Compared to the BMW M3 GT raced in the ALMS over the past few years, the new Z4 GTE is a smaller package, measuring 173.0 inches in length, 79.1 inches in width and 47.4 inches in height on a wheelbase of 98.3 inches. With its steel unibody core from the Regensburg plant where the standard BMW Z4 is manufactured and a complement of carbon-fiber pieces for the hood, fenders and roof, the Z4 GTE weighs 2745 pounds.
Compared to the M3 GT, this new car is much lower yet much wider, so the aerodynamic frontal area is about the same. At the same time, the Z4’s low, narrow greenhouse helps more turbulence-free air to stream onto the rear wing than the M3’s cabin allowed.
The Z4’s relatively flat bodywork also holds out the possibility of optimizing low-speed downforce for the ALMS’s tracks in the U.S., which are generally slower than those in Europe and include street circuits.

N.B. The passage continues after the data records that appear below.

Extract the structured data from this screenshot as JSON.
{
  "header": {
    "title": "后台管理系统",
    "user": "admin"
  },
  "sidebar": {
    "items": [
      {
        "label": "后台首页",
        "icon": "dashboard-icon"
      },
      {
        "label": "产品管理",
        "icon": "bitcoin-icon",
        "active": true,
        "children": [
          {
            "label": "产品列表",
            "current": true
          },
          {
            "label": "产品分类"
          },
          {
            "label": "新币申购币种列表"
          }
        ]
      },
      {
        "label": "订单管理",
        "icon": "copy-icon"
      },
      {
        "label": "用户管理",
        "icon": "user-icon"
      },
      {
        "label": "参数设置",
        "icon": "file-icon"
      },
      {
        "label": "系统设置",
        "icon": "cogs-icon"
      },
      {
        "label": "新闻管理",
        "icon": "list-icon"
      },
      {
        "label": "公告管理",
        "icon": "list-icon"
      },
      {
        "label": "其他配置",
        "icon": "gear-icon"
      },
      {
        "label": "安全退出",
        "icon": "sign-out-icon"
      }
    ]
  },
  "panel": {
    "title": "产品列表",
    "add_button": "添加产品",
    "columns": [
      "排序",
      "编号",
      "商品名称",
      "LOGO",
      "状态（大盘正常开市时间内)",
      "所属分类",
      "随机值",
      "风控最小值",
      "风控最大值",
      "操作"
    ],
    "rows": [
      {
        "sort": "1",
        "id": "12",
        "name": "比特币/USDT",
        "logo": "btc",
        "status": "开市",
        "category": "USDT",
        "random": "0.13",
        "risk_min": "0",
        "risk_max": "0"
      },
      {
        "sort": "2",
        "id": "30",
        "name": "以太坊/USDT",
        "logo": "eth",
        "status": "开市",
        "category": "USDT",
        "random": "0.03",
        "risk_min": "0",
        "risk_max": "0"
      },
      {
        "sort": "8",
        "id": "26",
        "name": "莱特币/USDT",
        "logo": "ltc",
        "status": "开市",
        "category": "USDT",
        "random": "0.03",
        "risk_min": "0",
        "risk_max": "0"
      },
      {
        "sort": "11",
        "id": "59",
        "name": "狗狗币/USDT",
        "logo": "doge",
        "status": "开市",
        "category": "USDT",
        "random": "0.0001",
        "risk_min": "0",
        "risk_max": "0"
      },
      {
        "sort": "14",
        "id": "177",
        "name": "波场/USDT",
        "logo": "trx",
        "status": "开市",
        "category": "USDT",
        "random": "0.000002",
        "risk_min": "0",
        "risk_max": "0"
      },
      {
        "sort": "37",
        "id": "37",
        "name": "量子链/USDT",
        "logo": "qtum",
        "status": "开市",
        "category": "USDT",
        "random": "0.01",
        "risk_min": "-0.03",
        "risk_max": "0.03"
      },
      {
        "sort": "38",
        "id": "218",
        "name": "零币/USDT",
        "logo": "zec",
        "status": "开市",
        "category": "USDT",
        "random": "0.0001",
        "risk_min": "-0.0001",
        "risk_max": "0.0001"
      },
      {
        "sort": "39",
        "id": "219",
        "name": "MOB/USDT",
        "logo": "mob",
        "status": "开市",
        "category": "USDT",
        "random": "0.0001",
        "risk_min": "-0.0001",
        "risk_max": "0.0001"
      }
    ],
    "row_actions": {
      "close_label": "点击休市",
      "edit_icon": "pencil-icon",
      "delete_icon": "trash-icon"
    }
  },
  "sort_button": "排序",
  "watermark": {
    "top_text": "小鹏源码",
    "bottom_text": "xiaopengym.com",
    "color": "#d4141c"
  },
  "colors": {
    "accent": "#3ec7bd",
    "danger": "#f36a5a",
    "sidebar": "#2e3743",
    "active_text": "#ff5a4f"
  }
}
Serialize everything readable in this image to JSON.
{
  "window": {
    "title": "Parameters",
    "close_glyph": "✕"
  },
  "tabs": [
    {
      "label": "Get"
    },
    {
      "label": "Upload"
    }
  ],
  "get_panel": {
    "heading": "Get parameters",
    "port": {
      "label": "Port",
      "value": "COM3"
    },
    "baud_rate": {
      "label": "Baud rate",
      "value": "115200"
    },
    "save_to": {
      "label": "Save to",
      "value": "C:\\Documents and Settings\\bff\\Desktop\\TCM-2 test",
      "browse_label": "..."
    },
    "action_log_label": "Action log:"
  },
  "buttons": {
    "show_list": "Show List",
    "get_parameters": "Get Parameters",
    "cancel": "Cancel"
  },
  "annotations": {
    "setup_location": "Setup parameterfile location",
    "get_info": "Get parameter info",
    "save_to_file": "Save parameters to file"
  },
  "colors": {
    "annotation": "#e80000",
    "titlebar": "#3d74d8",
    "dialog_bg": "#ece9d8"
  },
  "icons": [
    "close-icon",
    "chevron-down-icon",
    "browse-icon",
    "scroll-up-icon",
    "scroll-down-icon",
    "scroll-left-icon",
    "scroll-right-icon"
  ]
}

Just like the M3 GT, the new car carries a V-8 engine, a 4.4-liter example with a stock block from the BMW foundry at Landshut. The engine makes about 475 hp, revs all the way to 9000 rpm, and runs on E85 gasoline. As the Z4 GTE goes past us, the note from the V-8 also sounds very different than that of the M3 GT. In fact, this BMW sounds like a NASCAR stock car, and NASCAR president Mike Helton smiles approvingly from pitlane where he has come to watch the ceremonies.
It turns out that the rulesmakers proved reluctant to endorse the expensive, free-breathing M3 GT V-8 with its racing-type 180-degree crankshaft, so the Z3 GTE V-8 has a conventional crank layout. The engine not only sounds different but also shakes far less, so fewer parts should rattle off the car. A sonic restrictor in the intake system required by the rulesmakers controls the engine’s power output.
The V-8 is paired with a sequential-shift six-speed manual transmission, and the gearbox is controlled by shift paddles on the steering wheel.